Directed by Catherine Andre
Director Statement
Shape of Clay is a Fassbinder-inspired rom-com that uses the melodrama between two theater artist to critique the weirdness of heterosexual love in our world today. This cross-cultural film follows the disintegration of a romantic-creative relationship between a man and a woman – both artists – who are more comfortable playing in their roles and illusions than acknowledging the reality of the other person – or themselves.

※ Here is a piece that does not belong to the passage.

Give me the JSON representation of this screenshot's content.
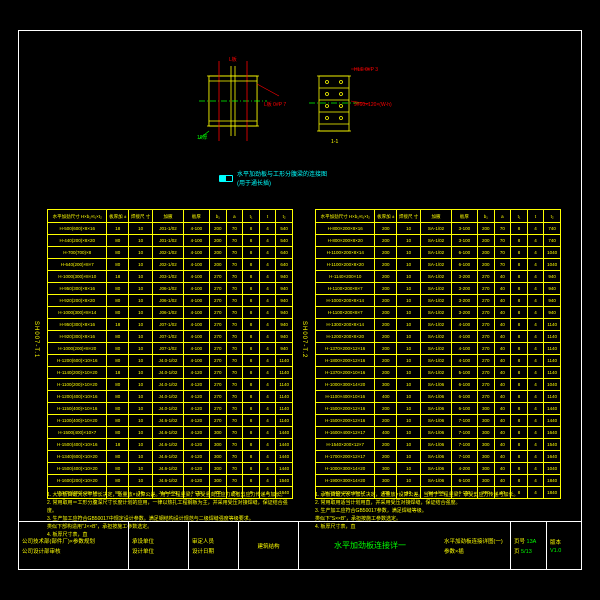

The movie was written with a 20-year age difference between the pair. Andrew had all the power: he was 50, white, male, American while Sara was his aging starlet, moving towards thirty with a one-way ticket out of Romania (dependent upon Andrew). Originally, the film was meant to follow Sara waking up to the compromise required to maintain a partnership where the other person holds all the power. When sudden production challenges required recasting Andrew at the last moment, Jared Doreck brought new youthful, comedic energy to the character, rewriting the relationship dynamic. Andrew became a self-important, bumbling buffoon, as oblivious in his work as he is to his partner’s needs; the character had always been an emblem of the patriarchy, and now patriarchy was played in full absurdity. Yet Sara chooses to love this man and respect his authority; they are both made ridiculous through their adherence to this status quo – to their own corner of make-believe.
Ultimately, this is still a movie about Sara’s disillusionment as she finally stares down the man and role she has chosen for herself. Yet in the critical moment when the kettle boils over, the camera distances itself – and the audience – to ask: what are these two really fighting about? Perhaps the most revealing thing about Shape of Clay is the way that it has divided audiences. Some are disgusted by Andrew’s familiar misogyny or disgusted at me for “ramming feminism” down their throats. Some think that Sara is overreacting – that “it’s all fun and games with these young girls until they start to scream.” There is a third group, who sees these characters as two ridiculous people who, in some strange, disturbing way, deserve each other.
It’s my hope that this film is a mirror for our own perceptions of gender-power dynamics and what happens, even in the most intimate of relationships, when we see more truth in social roles than the human beings before us.